German Investigators have made a list of the serial numbers of the blank passports, the newspaper reported, citing confidential documents of the German Federal Criminal Police Office (BKA), the interior ministry and the country's federal police (BPOL).
“According to BKA information, there are 11,100 Syrian blank passports… in the hands of the IS [Islamic State, also known as ISIS/ISIL],” the documents from the interior ministry reportedly state.
In total, 18,002 blank Syrian passports were stolen from the Syrian government, Bild am Sonntag reported.
Developments in connection with the refugee question have shown that terrorist organizations are using the opportunity to infiltrate potential IS attackers into Europe undetected, a BKA official told the paper.
Fake or altered passports are mostly used “for illegal entry without further motives like carrying out a terrorist attack,” the official added.
According to the documents seen by Bild, at least 8,625 passports checked by German migration authorities in 2016 turned out to be counterfeits.
“We are talking about much more cases! These passport holders must now be checked and their accommodation should be searched by police,” an investigator within State Criminal Police Office (LKA), an independent law enforcement agency, told the newspaper.
The Bild report comes days after Der Spiegel magazine, citing sources within Germany's security services, reported that several dozen Syrian extremists linked to the al-Nusra Front and IS terrorist groups who committed “numerous massacres” of civilians and captives, have sought asylum in Germany.
Some 60 members of the Syrian Liwa Owais al-Korani or Owais al-Korani Brigade militant group have reportedly arrived in Germany as refugees.
Germany has allowed in more than 1 million asylum seekers since 2015, as German Chancellor Angela Merkel introduced her so-called 'open-door' policy for those fleeing wars in Africa and the Middle East.
The country received some over 740,000 asylum applications in 2016, according to data from The Federal Office for Migration and Refugees (BAMF) published by asylumineurope.org.
The majority of applicants, some 268,000 came from Syria, followed by Afghanistan (127,000) and Iraq (97,000).

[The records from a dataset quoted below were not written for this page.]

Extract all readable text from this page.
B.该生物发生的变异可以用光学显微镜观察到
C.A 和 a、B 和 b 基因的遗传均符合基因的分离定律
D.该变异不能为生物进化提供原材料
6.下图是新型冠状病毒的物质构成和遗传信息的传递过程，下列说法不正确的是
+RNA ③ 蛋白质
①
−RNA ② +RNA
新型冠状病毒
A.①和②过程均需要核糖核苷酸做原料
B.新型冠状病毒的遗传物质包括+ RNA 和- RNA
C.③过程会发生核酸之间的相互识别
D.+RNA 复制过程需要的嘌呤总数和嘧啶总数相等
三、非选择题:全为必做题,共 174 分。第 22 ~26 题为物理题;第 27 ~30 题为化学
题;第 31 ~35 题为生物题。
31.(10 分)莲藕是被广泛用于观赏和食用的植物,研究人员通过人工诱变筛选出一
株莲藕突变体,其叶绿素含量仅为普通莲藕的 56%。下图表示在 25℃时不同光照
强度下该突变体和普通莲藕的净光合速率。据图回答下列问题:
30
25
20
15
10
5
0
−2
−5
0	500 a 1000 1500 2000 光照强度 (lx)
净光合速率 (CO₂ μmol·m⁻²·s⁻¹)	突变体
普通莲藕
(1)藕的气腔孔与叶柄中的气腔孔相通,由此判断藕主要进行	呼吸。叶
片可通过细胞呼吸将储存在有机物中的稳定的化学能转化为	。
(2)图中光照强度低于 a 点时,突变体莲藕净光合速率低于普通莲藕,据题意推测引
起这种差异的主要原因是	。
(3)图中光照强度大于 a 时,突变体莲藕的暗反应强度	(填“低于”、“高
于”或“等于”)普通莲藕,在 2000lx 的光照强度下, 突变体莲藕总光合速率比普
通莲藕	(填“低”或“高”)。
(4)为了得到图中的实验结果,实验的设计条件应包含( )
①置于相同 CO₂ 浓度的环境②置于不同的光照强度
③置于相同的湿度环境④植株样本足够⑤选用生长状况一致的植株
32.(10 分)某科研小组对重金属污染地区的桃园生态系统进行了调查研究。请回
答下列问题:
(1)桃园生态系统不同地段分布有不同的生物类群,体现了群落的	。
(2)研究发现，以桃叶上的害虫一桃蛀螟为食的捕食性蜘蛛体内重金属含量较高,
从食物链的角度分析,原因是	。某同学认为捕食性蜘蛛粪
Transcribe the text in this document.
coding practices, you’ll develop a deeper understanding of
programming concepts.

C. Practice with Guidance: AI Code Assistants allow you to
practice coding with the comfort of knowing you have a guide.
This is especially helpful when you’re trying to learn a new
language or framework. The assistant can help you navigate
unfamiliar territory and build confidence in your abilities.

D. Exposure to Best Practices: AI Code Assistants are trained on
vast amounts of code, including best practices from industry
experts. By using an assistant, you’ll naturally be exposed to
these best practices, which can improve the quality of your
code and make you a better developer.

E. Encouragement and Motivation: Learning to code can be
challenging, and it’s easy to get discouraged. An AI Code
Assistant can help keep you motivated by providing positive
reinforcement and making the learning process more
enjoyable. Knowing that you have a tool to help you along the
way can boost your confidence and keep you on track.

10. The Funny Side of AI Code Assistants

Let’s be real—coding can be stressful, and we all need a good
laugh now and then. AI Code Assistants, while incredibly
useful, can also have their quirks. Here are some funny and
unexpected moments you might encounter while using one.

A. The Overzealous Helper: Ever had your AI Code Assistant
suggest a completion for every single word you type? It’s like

Germany has already fallen victim to a series of terrorist attacks carried out by refugees and claimed by Islamic State. In July 2016, at least 15 people were injured after a rejected asylum seeker from Syria blew himself up outside a wine bar near a music festival in the German town of Ansbach.
The same month, a 17-year-old Afghan refugee attacked passengers on a train in Wuerzburg, shouting, “Allahu Akbar” and wounding five people.
The deadliest attack so far took place during Christmas market celebrations in Berlin in December 2016. A Tunisian asylum seeker, who had pledged his allegiance to Islamic State, plowed a truck into pedestrians killing 12 people.